Malgré un grave accident en 1949, qui a nécessité de nombreuses opérations chirurgicales, Jacqueline Auriol a fait preuve d’un courage exemplaire en reprenant les commandes d’un avion. Cet événement a renforcé sa détermination et son désir de repousser les limites, la propulsant vers de nouveaux sommets dans sa carrière d’aviatrice. Sa chambre à Rambouillet donne sur la cour d'Honneur et lui permet d'observer l'arrivée des invités de la République. L'appartement de Jacqueline est décorée par Jeanne Blanche Klotz. Pendant le Front Populaire, elle a reçu une commande pour décorer d'une façon moderne l'appartement du ministre des Finances, Vincent Auriol, puis en 1949, elle dessine des meubles pour une suite du paquebot Ile de France.

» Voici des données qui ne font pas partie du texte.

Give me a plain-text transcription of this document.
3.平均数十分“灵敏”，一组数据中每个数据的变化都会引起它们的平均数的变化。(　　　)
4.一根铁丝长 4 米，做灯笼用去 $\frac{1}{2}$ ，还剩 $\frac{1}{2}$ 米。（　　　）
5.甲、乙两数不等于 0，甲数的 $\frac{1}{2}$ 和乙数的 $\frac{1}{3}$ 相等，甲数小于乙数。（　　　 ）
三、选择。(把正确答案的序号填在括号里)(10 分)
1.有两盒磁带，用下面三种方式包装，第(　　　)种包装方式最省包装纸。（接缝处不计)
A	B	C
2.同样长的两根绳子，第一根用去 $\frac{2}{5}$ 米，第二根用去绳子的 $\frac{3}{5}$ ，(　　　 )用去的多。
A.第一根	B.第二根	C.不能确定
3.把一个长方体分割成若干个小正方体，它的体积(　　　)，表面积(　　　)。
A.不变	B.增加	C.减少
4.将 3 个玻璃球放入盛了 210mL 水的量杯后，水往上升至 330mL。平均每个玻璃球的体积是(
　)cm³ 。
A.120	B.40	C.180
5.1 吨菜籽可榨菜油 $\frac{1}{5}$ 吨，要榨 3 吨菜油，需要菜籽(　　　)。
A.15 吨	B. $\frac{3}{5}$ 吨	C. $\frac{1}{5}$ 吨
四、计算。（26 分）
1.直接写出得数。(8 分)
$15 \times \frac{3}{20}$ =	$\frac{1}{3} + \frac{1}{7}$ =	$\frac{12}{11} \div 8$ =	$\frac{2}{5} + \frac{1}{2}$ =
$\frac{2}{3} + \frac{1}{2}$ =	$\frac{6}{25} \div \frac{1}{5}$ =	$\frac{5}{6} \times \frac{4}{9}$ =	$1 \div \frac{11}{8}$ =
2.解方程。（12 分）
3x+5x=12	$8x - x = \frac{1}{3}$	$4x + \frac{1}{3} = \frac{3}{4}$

On remarque surtout cette coiffeuse en merisier et bronze doré. La table possède un piétement en X sur laquelle est fixé un miroir octogonal entouré de 2 cornes d'abondance. Elle est inspirée du mobilier Restauration et présente un esthétique marqué par le galbe des lignes.

La salle de bain au mobilier métallique imaginé par Colette Gueden est un bijou de design 1950 et de modernité. Il y a en particulier de petites caches dans les murs, où Jacqueline dépose des objets de toilette.

La pièce que nous visitons ensuite est la suite 7 dans l'aile réservée aux invités. La décoration a été confiée à Pierre Lucas. Dans cette aile, il existe une hiérarchie. L'invité qui dispose de cette suite est l'invité d'honneur, un conseiller disposera d'une chambre plus modeste et la secrétaire aura droit à une sorte de cellule avec toilettes sur le palier. Cette aile ressemble aux coursives d'un paquebot.
Cette suite se compose d'une chambre et d'un salon boudoir. La chambre conçue par Pierre Lucas en 1946, elle comprend un semainier, un lit et deux chevets en citronnier et merisier. Pierre Lucas utilise un bois clair, le citronnier, jouant des veines du bois pour l’animer.
S’inspirant d’un meuble traditionnel, le semainier, Pierre Lucas innove ici par la pureté architecturale des lignes, animée cependant par l’ondulation originale des poignées. Le semainier est un meuble à  7 tiroirs. Sur un socle rectangulaire supporté par 4 pieds en pyramide renversée, se dresse une façade flanquée de demi-colonnettes jumelées surmontée d'une ceinture à fronton triangulaire. Les poignées sont très originale qui forment une ligne continue du haut jusqu'en bas.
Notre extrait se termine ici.